A group of four women from Northampton are hosting their second charity boat party, to raise awareness and funds for a lesser-known charity.

Manisha Morgan, Mita Unalkat and Parul and Leena Patel hosted their first event on the River Thames last year in aid of Muscular Dystrophy and raised more than £7,000.

Following the success of the event, there was the demand to do it again this year for another fantastic cause.

When asked why the four of them came together to host a charity event, Manisha said: “All of us brought something different to the team and wanted to raise money for charity, while having a good time and a fun get together.”

The group was taken aback by the “phenomenal” response to the first year and the generosity of the attendees who made it a “really big success”.

This year’s chosen charity, the Ichthyosis Support Group, holds a special place in Manisha’s heart as her daughter Ava has had the condition since birth.

It leads to dry and itchy skin that appears scaly, rough and red, and the symptoms and severity vary from person to person.

Manisha’s fifth round of IVF was successful and she fell pregnant with twins Ava and Amelie, who are now 12 years old.

During the scans, it was clear one of the twins would have complications when they were born but they did not know the extent until birth.

It took four weeks after Ava was born to be diagnosed with her first rare condition, Ichthyosis, and they had daily video calls with Great Ormond Street Hospital to monitor it.

“It’s dry and scaly, and people call it tiger skin as that’s what it looks like,” said Manisha. “Fortunately, within a couple of years, Ava was a self-healed baby and there are not many worldwide.”

Ava still deals with it each day, and has another rare condition which is not linked, but Manisha shared that there are lots of other children and adults that are not as lucky as Ava in the way she has self-healed.

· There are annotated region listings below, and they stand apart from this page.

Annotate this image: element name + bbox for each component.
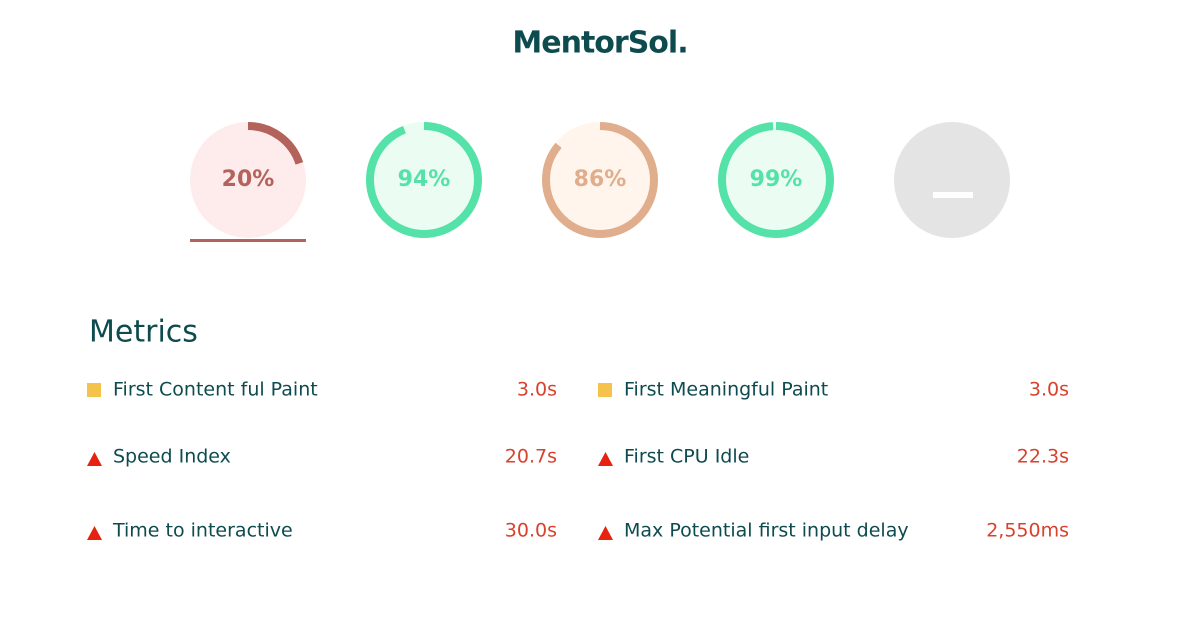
gauge-label: 20%: [222, 167, 275, 192]
status-square: [87, 383, 101, 397]
metric-value: 3.0s: [517, 379, 557, 401]
metric-label: Max Potential first input delay: [624, 520, 909, 542]
status-triangle: [87, 452, 102, 466]
metrics-title: Metrics: [89, 315, 198, 350]
gauge-face: [542, 122, 658, 238]
gauge-arc: [718, 122, 834, 238]
metric-label: Time to interactive: [112, 520, 293, 542]
status-triangle: [598, 526, 613, 540]
status-square: [598, 383, 612, 397]
gauge-label: 94%: [398, 167, 451, 192]
status-triangle: [87, 526, 102, 540]
metric-label: First Meaningful Paint: [624, 379, 828, 401]
status-triangle: [598, 452, 613, 466]
selected-underline: [190, 239, 306, 242]
metric-value: 3.0s: [1029, 379, 1069, 401]
gauge-arc: [366, 122, 482, 238]
gauge-face: [718, 122, 834, 238]
gauge-label: 86%: [574, 167, 627, 192]
logo: MentorSol.: [512, 26, 687, 61]
metric-label: First CPU Idle: [624, 446, 749, 468]
empty-gauge: [894, 122, 1010, 238]
metric-value: 2,550ms: [986, 520, 1069, 542]
empty-dash: [933, 192, 973, 198]
metric-value: 20.7s: [505, 446, 557, 468]
gauge-arc: [190, 122, 306, 238]
metric-label: First Content ful Paint: [113, 379, 318, 401]
gauge-label: 99%: [750, 167, 803, 192]
metric-label: Speed Index: [113, 446, 231, 468]
metric-value: 22.3s: [1017, 446, 1069, 468]
gauge-face: [190, 122, 306, 238]
metric-value: 30.0s: [505, 520, 557, 542]
gauge-arc: [542, 122, 658, 238]
gauge-face: [366, 122, 482, 238]
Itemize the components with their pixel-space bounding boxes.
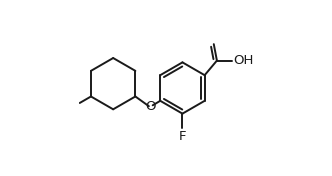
Text: OH: OH <box>233 54 253 67</box>
Text: O: O <box>145 100 156 113</box>
Text: F: F <box>179 130 186 143</box>
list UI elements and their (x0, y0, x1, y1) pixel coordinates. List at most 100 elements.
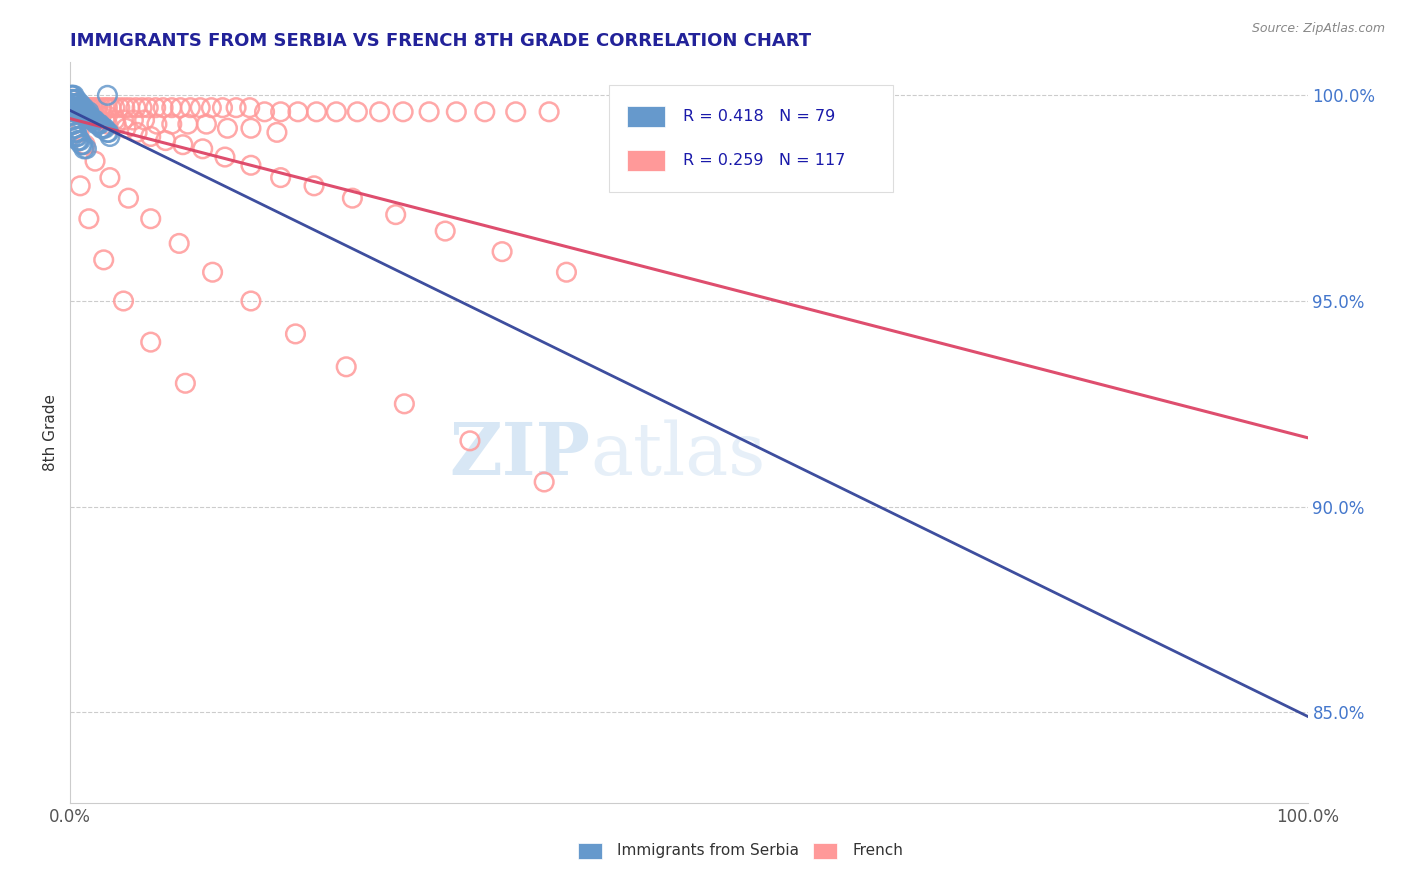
Point (239, 101, 262, 115)
Point (75, 142, 97, 156)
Point (538, 104, 561, 119)
Point (84, 117, 107, 131)
Point (239, 121, 262, 136)
Point (63, 96, 86, 111)
Point (96, 88, 118, 103)
Point (67, 134, 90, 148)
Point (75, 109, 97, 123)
Point (66, 104, 89, 119)
Point (325, 104, 347, 119)
Point (69, 178, 91, 193)
Point (79, 109, 101, 123)
Point (62, 117, 84, 131)
Point (70, 101, 93, 115)
Point (72, 104, 94, 119)
Point (270, 104, 292, 119)
Point (174, 376, 197, 391)
Point (69, 104, 91, 119)
Point (70, 104, 93, 119)
Text: atlas: atlas (591, 419, 765, 490)
Point (65, 92, 87, 106)
Point (65, 101, 87, 115)
Point (84, 101, 107, 115)
Point (82, 101, 104, 115)
Point (96, 117, 118, 131)
Point (65, 121, 87, 136)
Point (177, 117, 200, 131)
FancyBboxPatch shape (813, 843, 837, 859)
Point (302, 178, 325, 193)
Point (90, 109, 112, 123)
Point (89, 117, 111, 131)
Point (62, 92, 84, 106)
Point (62, 88, 84, 103)
Point (63, 117, 86, 131)
Point (346, 104, 368, 119)
Point (66, 104, 89, 119)
Point (65, 104, 87, 119)
Point (75, 101, 97, 115)
Point (134, 113, 156, 128)
FancyBboxPatch shape (627, 150, 665, 171)
Point (266, 125, 288, 139)
Point (287, 104, 309, 119)
Point (77, 109, 100, 123)
Point (96, 125, 118, 139)
Point (239, 293, 262, 308)
Point (73, 104, 96, 119)
Y-axis label: 8th Grade: 8th Grade (44, 394, 59, 471)
Point (63, 88, 86, 103)
Point (368, 104, 391, 119)
Point (67, 125, 90, 139)
Point (75, 104, 97, 119)
Point (217, 121, 239, 136)
Point (66, 101, 89, 115)
Point (96, 101, 118, 115)
Point (253, 104, 276, 119)
Point (90, 121, 112, 136)
Point (67, 101, 90, 115)
Point (491, 244, 513, 259)
Point (434, 224, 457, 238)
Point (69, 101, 91, 115)
Point (86, 117, 108, 131)
Point (84, 113, 107, 128)
Point (84, 154, 107, 169)
Point (160, 101, 183, 115)
Point (72, 101, 94, 115)
Point (91, 121, 114, 136)
Point (117, 191, 139, 205)
Point (75, 109, 97, 123)
Point (145, 101, 167, 115)
Point (63, 96, 86, 111)
Point (155, 134, 177, 148)
Point (86, 101, 108, 115)
Point (505, 104, 527, 119)
Point (96, 109, 118, 123)
Point (83, 109, 105, 123)
Point (72, 104, 94, 119)
Point (76, 101, 98, 115)
Point (60, 113, 83, 128)
Point (139, 129, 162, 144)
Point (83, 113, 105, 128)
Point (63, 117, 86, 131)
Point (115, 121, 138, 136)
Point (169, 101, 191, 115)
Point (87, 117, 110, 131)
Point (65, 96, 87, 111)
Text: ZIP: ZIP (449, 419, 591, 491)
Point (342, 191, 364, 205)
Text: R = 0.418   N = 79: R = 0.418 N = 79 (683, 109, 835, 124)
Point (73, 101, 96, 115)
Point (62, 113, 84, 128)
Point (62, 101, 84, 115)
Point (80, 113, 103, 128)
Point (65, 125, 87, 139)
Point (335, 359, 357, 374)
Point (79, 101, 101, 115)
Point (270, 170, 292, 185)
Point (65, 96, 87, 111)
Point (131, 101, 153, 115)
Point (127, 125, 149, 139)
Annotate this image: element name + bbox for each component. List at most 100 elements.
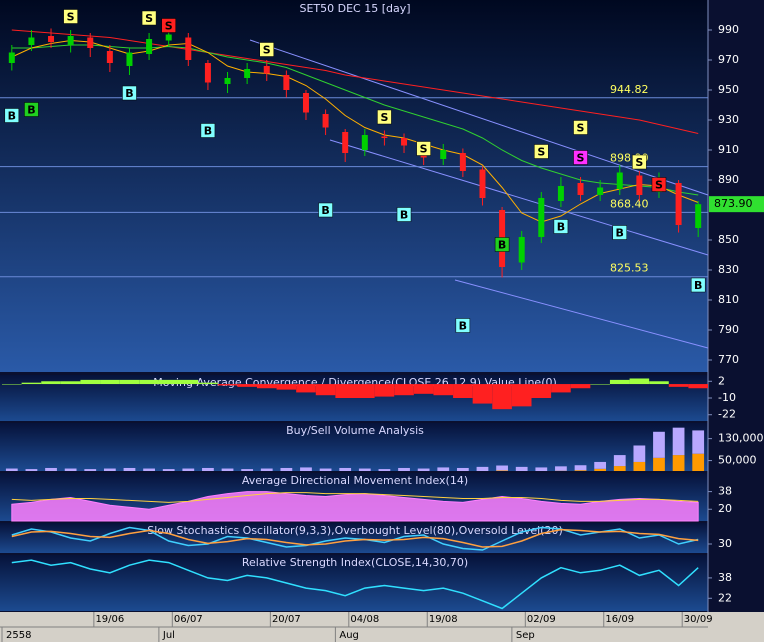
volume-bar bbox=[182, 468, 195, 471]
last-price-label: 873.90 bbox=[714, 197, 753, 210]
candle-body bbox=[106, 51, 113, 63]
volume-bar bbox=[378, 469, 391, 471]
signal-marker bbox=[632, 154, 647, 170]
signal-marker bbox=[573, 150, 588, 165]
adx-area bbox=[11, 491, 699, 522]
y-tick-label: 850 bbox=[718, 233, 739, 246]
y-tick-label: 930 bbox=[718, 113, 739, 126]
candle-body bbox=[185, 37, 192, 60]
signal-marker bbox=[690, 277, 706, 293]
signal-label: S bbox=[165, 20, 173, 33]
volume-bar bbox=[535, 467, 548, 471]
candle-body bbox=[361, 135, 368, 150]
signal-marker bbox=[259, 42, 274, 57]
candle-body bbox=[263, 66, 270, 74]
candle-body bbox=[401, 138, 408, 146]
x-tick-label: 16/09 bbox=[605, 614, 634, 625]
signal-marker bbox=[24, 102, 39, 117]
rsi-panel bbox=[0, 555, 708, 611]
y-tick-label: -10 bbox=[718, 391, 736, 404]
y-tick-label: 130,000 bbox=[718, 432, 764, 445]
histogram-bar bbox=[374, 384, 395, 397]
candle-body bbox=[695, 204, 702, 228]
histogram-bar bbox=[198, 382, 218, 385]
signal-label: S bbox=[420, 143, 428, 156]
histogram-bar bbox=[217, 384, 238, 386]
level-label: 944.82 bbox=[610, 83, 649, 96]
signal-label: B bbox=[204, 125, 212, 138]
signal-marker bbox=[200, 123, 216, 138]
volume-bar bbox=[496, 470, 508, 471]
histogram-bar bbox=[668, 384, 689, 387]
signal-marker bbox=[122, 85, 137, 101]
y-tick-label: 38 bbox=[718, 485, 732, 498]
histogram-bar bbox=[60, 381, 81, 385]
signal-marker bbox=[573, 120, 588, 135]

Ava’s ongoing issues are not visible but Manisha shared how quickly people judge the symptoms.

She first switched her fundraising efforts from a leukaemia charity to Ichthyosis when she saw another mother with two children who had severe cases – and she realised how lucky her family is.

Ava has recently suffered comments from her peers about her scalp, as people assume the skin condition is dandruff as they do not know the extent of what she goes through.

The charity boat party fundraiser is planned for June 15 in central London on the River Thames.

There will be four hours of entertainment during the day, giving attendees plenty of time to make their way to London and enjoy time in the capital afterwards.

The tickets are expected to be on sale by Friday (February 16) and around 180 will be available.

When asked how much it would mean for people to get behind such a personal cause, Manisha said: “When it’s a charity you’re personally involved with, it really does change everything.”